La corrección quirúrgica de las mamas tubulares se realiza en un quirófano, suele ser preciso el ingreso, dándose el alta al día siguiente.

La intervención se realiza bajo anestesia general, permaneciendo el paciente dormido durante la operación.La intervención dura entre 1,5 y 2,5 horas. Las incisiones comprenden un área de la mama consistente en la parte de piel que se va a quitar y que recolocará el complejo areola-pezón en su nueva posición. Las suturas se colocan alrededor de la areola en la mayoría de los casos. En casos de mamas grandes en una línea vertical hacia abajo desde la areola y a lo largo del surco debajo de la mama realizándose una T invertida que habitualmente no precisan prótesis. En la mayoría de los casos esta deformidad se acompaña de falta de desarrollo de la glándula y suele ser necesario colocar una prótesis debajo del tejido mamario o del músculo pectoral para rellenar, dar volumen y mejorar la forma. Después de la cirugía se coloca un vendaje compresivo, que se sustituye por un sujetador especial al día siguiente en el momento del alta.

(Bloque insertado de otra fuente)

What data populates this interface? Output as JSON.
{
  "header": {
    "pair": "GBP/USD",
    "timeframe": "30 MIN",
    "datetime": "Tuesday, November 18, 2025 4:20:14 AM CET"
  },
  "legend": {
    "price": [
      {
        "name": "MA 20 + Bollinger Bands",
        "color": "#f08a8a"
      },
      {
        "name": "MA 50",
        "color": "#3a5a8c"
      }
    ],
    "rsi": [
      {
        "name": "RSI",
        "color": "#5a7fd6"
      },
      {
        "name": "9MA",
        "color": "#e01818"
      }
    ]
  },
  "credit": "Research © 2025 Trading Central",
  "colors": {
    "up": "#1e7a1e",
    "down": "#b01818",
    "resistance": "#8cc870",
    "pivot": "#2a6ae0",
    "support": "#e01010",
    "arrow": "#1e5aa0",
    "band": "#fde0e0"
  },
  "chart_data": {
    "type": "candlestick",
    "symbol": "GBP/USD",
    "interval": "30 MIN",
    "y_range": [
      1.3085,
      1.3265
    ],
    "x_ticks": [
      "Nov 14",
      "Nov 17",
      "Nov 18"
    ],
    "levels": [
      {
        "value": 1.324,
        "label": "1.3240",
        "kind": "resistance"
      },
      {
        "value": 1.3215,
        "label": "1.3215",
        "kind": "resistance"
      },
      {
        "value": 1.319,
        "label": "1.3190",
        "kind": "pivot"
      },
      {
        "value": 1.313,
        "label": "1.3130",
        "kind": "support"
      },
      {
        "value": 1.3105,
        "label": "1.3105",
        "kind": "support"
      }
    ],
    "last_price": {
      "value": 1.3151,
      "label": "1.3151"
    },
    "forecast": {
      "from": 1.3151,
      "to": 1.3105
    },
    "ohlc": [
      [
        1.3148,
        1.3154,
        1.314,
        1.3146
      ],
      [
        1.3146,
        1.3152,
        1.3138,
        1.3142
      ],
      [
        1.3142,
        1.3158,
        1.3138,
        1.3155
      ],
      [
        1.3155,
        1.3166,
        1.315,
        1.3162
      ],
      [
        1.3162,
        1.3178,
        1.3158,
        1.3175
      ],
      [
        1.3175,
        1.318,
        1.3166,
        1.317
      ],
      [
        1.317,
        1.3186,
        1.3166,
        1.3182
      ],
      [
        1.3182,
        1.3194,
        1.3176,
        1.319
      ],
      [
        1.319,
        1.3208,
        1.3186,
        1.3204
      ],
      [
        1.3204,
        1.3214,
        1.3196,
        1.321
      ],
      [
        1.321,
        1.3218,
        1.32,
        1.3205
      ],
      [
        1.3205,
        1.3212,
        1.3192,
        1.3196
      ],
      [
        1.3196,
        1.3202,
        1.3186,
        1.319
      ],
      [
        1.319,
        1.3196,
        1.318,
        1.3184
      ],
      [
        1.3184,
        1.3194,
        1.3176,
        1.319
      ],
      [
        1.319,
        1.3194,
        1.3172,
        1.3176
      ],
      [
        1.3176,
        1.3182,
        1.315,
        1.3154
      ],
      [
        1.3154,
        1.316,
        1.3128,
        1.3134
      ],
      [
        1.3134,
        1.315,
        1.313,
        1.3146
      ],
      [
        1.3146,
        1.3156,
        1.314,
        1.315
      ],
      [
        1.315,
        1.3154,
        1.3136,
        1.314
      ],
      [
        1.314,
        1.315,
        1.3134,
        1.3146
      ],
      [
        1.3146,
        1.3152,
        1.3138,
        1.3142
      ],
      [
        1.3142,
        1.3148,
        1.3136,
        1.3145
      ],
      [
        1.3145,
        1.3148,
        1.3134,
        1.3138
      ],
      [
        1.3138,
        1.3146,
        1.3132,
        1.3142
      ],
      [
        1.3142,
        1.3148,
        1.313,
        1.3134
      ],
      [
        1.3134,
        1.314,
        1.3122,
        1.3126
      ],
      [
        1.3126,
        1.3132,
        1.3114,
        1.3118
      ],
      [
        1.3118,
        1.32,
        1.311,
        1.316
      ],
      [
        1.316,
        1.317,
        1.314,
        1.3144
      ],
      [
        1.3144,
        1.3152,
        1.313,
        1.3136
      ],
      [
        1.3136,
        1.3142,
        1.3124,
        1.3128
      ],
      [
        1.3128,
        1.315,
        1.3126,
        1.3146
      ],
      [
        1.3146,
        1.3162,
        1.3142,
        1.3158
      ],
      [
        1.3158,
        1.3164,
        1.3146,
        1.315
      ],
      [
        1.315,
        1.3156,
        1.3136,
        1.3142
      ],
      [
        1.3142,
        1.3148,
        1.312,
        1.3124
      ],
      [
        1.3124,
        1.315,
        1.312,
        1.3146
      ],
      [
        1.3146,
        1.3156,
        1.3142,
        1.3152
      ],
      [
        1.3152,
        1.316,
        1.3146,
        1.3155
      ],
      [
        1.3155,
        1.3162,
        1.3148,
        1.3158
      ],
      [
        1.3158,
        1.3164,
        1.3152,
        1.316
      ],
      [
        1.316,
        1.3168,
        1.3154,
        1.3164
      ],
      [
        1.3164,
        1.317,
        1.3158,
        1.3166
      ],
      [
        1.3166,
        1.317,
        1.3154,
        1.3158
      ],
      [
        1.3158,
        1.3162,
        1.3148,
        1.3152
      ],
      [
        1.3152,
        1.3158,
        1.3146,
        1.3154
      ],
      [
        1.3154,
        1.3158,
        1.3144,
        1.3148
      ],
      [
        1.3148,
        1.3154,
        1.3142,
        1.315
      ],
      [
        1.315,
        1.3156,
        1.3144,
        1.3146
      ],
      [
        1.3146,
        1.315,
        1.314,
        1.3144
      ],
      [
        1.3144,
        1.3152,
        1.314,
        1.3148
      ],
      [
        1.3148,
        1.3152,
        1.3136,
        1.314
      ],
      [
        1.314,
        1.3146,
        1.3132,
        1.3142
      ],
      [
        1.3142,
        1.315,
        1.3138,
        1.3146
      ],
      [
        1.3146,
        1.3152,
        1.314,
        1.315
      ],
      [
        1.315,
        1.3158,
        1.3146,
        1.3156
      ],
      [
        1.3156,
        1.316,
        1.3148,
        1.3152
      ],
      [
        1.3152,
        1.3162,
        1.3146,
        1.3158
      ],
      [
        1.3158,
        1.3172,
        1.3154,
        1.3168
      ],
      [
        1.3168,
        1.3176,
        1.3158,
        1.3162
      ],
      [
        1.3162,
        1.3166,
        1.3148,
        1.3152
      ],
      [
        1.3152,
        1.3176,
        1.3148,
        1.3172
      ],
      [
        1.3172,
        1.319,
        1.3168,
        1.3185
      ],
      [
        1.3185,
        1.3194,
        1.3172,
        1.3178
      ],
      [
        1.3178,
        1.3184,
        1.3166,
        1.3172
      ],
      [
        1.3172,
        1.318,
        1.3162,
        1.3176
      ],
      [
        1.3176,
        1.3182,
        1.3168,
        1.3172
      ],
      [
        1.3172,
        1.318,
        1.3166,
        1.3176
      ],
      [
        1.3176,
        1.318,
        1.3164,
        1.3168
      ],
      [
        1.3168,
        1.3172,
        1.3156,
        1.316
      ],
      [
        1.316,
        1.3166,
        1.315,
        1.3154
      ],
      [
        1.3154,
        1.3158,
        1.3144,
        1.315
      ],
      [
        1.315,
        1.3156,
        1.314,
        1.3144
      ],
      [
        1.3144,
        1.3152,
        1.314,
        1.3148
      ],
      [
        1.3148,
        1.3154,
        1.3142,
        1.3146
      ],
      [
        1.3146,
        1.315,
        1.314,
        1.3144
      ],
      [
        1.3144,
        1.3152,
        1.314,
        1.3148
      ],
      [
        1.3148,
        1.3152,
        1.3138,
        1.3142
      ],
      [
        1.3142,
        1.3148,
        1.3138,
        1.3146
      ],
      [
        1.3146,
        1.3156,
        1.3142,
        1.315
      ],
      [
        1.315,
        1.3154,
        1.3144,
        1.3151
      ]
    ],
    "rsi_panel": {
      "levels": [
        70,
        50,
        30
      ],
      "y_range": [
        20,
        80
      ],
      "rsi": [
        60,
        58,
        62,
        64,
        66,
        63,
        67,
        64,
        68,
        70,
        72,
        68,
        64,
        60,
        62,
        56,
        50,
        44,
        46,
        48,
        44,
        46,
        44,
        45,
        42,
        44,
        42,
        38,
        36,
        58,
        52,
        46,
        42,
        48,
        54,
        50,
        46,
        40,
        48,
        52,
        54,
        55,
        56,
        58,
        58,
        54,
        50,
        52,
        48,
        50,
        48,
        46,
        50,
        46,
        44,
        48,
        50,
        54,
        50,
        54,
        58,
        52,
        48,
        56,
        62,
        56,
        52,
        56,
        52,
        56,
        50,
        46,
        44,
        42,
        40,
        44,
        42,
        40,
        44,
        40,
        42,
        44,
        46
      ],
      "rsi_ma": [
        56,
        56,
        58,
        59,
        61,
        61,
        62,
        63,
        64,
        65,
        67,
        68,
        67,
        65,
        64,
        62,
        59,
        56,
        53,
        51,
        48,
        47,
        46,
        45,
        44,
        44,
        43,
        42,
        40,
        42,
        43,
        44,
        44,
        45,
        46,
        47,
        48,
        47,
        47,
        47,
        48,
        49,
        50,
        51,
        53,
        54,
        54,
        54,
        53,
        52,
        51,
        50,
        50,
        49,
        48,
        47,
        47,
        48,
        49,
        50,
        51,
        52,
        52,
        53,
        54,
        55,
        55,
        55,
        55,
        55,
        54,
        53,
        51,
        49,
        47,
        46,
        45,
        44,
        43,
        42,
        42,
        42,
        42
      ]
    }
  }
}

Cuáles son los riesgos? ¿Qué resultados puede esperar?

Esta intervención es muy importante que sea realizada por un cirujano plástico cualificado y con experiencia en este tipo de deformidades pues requiere técnicas variadas y muy diferentes de las habituales para un aumento mamario .Si se practica la intervención como si se tratase de una mama hipoplásica, con el aumento, solo conseguiríamos aumentar la deformidad. Como en cualquier operación siempre pueden existir complicaciones y riesgos asociados.

La intervención deja cicatrices permanentes y visibles, aunque variables según la cicatrización del paciente y el grado de deformidad previa. Los problemas de cicatrización son más frecuentes en fumadores, dependen de la forma de cicatrizar de cada paciente y van disminuyendo con el tiempo. Algunos pacientes pueden experimentar una disminución parcial de la sensibilidad del pezón. Si sus expectativas son realistas usted estará muy satisfecha con el resultado de esta intervención.